Mentre riflettevo sulla centralità del tema in questi mesi ed anche in questi ultimissimi giorni (“quanti saranno gli ammalati che non hanno potuto fare i controlli di routine in questi mesi?”) sparato dunque in prima pagina in modo generoso assai; in mente mi è venuto un gioco di parole “paolino”, se vogliamo, un innocente calembour: “al di sopra di tutto vi sia la sanità”. In Paolo è la carità ovviamente.
Sarebbe di cattivo gusto fare dell’ironia sulla salute e sulla vita propria ed altrui, anche se non c’è giorno che non mi dica quel che sostiene un’ammalata illustre, e soprattutto altro prima di essere ammalata: io non sono (solo?) la mia malattia.
Il che si può sostenere fino a che la malattia ci consente di condurre una esistenza accettabile. Dopodiché a ciascuno le proprie riflessioni e le proprie scelte.
Non si può fare facile ironia per tutti quelli che hanno pagato dazio.
Detto ciò, tra i miei colleghi è invalso l’uso di dragare il fondo di quel che tira – in questo caso l’inevitabile tema ipocondria – e quindi ad ora non passa ora che non si sbatta in prima il tema. Ieri i contagi, domani le profezie e le proiezioni sui prossimi picchi; un altro giorno le conseguenze dei controlli mancati in tempo di pandemia. Tira, e finché tira, come si fa coi pozzi di petrolio e con le miniere, attingiamo a pieni giri.

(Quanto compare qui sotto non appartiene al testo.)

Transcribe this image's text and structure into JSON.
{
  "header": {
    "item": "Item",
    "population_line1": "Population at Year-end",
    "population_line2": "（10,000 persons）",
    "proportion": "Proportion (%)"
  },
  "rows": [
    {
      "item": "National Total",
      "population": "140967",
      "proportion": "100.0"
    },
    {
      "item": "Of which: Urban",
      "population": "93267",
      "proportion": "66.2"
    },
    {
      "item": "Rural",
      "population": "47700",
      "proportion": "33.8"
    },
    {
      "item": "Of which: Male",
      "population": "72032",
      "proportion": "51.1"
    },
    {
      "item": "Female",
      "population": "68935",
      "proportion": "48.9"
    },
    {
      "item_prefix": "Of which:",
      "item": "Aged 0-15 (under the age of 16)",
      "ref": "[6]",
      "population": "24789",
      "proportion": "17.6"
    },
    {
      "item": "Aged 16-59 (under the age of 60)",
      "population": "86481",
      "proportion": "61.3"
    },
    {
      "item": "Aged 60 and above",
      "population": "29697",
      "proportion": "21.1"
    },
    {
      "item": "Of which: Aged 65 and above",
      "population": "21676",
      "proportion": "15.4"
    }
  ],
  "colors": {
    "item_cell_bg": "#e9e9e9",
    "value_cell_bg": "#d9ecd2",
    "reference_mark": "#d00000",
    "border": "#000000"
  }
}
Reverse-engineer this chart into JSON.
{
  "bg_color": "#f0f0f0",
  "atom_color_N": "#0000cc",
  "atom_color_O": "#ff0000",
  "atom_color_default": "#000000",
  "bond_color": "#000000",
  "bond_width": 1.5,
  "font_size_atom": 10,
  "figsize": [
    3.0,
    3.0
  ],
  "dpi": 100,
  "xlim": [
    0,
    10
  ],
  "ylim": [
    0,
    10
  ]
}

Perciò al di sopra di tutto vi sia la sanità. Che adesso occupa il primo posto tra le questioni urgenti da affrontare nel ripensamento del sistema Paese. Che è il primo dei settori (fin qui invece trascurati) a cui trasferire risorse, anche umane, mentre tutti i luminari brillano ormai di luce dei riflettori, propria o solo riflessa. Quanto duri, non lo so.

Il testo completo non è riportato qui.